Скрипнула, отворяясь, дверь. Милица Артемовна оборванно замолкла, сделала мне глазами знак, означавший, что теперь я должен как бы забыть все, что она мне поведала, и держать себя так, как будто я ничего не слышал.

Но Александра Алексеевна поняла, о чем мы говорили.

– Вы про Наташеньку? – сказала она, появляясь из своей каморки. – Алеша этого еще не знает, я ему не рассказывала… Не надо все это ворошить, сегодня у нас праздник, давайте будем по-праздничному… Здравствуйте, Алеша, спасибо, что не пожалели времени, навестили нас, двух старух одиноких… А вы еще больше похудели с того раза, как я вас видела… Ну, ничего, мы вас сегодня немножко поправим… Давай, Милочка, сразу на стол собирать, гостей, как говорится, баснями не кормят.

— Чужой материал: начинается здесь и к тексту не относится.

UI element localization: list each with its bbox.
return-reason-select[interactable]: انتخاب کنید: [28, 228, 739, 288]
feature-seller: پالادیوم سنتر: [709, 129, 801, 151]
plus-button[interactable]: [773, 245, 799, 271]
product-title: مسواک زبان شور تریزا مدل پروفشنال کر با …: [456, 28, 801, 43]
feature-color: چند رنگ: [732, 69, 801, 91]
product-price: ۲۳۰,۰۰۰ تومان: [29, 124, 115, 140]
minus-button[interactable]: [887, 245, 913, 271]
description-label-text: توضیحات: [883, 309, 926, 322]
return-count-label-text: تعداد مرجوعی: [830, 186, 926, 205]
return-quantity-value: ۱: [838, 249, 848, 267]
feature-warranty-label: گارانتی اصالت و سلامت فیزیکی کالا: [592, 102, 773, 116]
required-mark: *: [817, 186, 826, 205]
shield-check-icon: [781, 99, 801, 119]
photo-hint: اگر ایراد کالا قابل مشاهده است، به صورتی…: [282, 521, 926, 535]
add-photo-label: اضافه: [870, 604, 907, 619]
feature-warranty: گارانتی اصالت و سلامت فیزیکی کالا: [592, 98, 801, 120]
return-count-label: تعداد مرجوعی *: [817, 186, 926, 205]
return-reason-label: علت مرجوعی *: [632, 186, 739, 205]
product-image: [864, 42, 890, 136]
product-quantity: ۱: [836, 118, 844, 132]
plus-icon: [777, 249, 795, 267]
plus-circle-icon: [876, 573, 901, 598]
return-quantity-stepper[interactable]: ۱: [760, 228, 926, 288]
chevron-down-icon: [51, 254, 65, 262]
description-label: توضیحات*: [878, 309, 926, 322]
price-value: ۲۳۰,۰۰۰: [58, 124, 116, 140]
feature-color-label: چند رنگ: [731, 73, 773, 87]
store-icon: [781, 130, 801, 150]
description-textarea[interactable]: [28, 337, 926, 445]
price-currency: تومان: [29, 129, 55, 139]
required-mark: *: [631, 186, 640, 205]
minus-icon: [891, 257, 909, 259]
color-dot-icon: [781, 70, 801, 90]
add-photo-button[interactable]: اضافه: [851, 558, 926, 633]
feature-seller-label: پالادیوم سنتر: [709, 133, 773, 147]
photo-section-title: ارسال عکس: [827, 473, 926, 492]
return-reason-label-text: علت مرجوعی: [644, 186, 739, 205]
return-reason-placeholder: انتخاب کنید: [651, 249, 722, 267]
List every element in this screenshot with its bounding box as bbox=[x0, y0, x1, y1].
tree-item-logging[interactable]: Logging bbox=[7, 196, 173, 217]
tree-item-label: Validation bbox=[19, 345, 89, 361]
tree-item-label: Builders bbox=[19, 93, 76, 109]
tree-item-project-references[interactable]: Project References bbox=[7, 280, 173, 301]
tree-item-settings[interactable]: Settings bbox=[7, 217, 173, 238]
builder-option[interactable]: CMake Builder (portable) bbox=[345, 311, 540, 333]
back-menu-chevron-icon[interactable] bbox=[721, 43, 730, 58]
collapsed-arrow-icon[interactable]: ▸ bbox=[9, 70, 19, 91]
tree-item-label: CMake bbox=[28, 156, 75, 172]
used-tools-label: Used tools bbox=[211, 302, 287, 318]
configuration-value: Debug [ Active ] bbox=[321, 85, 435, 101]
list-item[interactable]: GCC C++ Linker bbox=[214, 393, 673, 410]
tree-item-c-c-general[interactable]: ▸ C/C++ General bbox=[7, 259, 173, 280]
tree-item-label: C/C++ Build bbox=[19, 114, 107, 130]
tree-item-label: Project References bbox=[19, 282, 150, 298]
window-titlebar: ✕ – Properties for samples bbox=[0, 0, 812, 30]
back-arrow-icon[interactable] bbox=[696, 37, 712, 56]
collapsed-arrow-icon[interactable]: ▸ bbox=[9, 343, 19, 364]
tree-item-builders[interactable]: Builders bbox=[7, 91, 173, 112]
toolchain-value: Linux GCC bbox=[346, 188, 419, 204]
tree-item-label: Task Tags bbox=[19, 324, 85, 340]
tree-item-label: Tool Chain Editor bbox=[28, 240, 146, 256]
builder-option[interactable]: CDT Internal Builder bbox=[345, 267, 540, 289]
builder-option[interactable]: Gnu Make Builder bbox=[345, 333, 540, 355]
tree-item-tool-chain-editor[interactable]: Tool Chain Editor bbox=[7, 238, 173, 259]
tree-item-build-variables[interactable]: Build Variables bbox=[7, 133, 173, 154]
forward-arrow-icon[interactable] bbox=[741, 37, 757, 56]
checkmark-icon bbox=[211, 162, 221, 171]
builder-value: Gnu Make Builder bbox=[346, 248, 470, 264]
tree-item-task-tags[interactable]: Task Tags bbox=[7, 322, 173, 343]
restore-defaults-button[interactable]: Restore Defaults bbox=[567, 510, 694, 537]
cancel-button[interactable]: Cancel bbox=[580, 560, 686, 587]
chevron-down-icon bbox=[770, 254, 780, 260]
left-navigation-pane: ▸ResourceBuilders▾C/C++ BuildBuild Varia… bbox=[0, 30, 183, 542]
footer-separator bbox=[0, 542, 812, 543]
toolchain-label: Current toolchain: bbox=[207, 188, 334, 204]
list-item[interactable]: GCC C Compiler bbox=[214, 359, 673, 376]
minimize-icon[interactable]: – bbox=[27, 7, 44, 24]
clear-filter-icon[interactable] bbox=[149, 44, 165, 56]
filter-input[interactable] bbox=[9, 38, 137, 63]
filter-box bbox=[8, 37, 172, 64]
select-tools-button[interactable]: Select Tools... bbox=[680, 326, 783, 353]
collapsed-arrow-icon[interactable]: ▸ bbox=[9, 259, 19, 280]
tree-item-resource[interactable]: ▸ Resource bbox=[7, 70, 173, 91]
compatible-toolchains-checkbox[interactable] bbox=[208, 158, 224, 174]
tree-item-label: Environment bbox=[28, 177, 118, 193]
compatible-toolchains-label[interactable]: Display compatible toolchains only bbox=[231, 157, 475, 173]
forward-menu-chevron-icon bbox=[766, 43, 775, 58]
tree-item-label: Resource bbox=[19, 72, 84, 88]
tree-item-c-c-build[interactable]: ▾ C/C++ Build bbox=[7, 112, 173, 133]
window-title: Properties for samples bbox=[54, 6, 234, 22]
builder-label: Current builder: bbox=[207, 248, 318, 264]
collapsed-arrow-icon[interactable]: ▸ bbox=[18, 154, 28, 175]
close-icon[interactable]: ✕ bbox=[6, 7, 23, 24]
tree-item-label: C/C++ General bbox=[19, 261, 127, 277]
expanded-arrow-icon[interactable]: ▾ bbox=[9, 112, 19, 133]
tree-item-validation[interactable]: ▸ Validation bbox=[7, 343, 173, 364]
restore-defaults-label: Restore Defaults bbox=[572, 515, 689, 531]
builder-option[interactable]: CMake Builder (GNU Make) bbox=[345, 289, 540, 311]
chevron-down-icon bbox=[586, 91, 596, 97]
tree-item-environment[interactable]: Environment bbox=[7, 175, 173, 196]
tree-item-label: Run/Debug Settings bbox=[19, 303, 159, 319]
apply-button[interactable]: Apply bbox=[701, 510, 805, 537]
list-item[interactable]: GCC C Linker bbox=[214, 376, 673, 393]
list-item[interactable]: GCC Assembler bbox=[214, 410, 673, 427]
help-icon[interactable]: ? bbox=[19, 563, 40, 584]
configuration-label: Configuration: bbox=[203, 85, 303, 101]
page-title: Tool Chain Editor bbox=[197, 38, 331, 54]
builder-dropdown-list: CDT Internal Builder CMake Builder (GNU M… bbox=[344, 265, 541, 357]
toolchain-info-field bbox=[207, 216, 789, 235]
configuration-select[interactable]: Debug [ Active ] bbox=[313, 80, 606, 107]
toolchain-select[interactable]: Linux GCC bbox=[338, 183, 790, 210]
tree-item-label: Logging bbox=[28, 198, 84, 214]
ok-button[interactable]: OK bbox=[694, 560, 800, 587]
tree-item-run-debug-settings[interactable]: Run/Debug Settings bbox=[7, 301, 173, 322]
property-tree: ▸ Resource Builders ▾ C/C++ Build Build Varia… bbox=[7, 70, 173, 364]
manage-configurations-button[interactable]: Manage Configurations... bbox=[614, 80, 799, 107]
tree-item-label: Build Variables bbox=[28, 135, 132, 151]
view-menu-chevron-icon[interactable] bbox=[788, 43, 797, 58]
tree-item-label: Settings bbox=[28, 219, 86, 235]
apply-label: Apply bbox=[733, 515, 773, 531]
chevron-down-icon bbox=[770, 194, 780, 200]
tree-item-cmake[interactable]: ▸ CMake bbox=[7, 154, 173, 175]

Блеклые, в отечных, даже синеватых веках глаза Александры Алексеевны смотрели на меня с ласковостью. Она не улыбалась явственно, так улыбаться, верно, она уже не могла, улыбка просто угадывалась, чувствовалась в вей, выражалась тем оживлением, с каким она вышла из своей каморки и встречала меня. Я даже не ждал, что в ней найдется такая живость, что чувства ее, душа ее способны на такой подъем. Ее отечное лицо, бессильное тело, слабые движения – все свидетельствовало о том, что передо мной – тяжелобольной, конченый уже человек. Но, значит, все-таки в ней еще осталось кое-что не убитое, не до конца погасшее, еще теплящееся живым теплом…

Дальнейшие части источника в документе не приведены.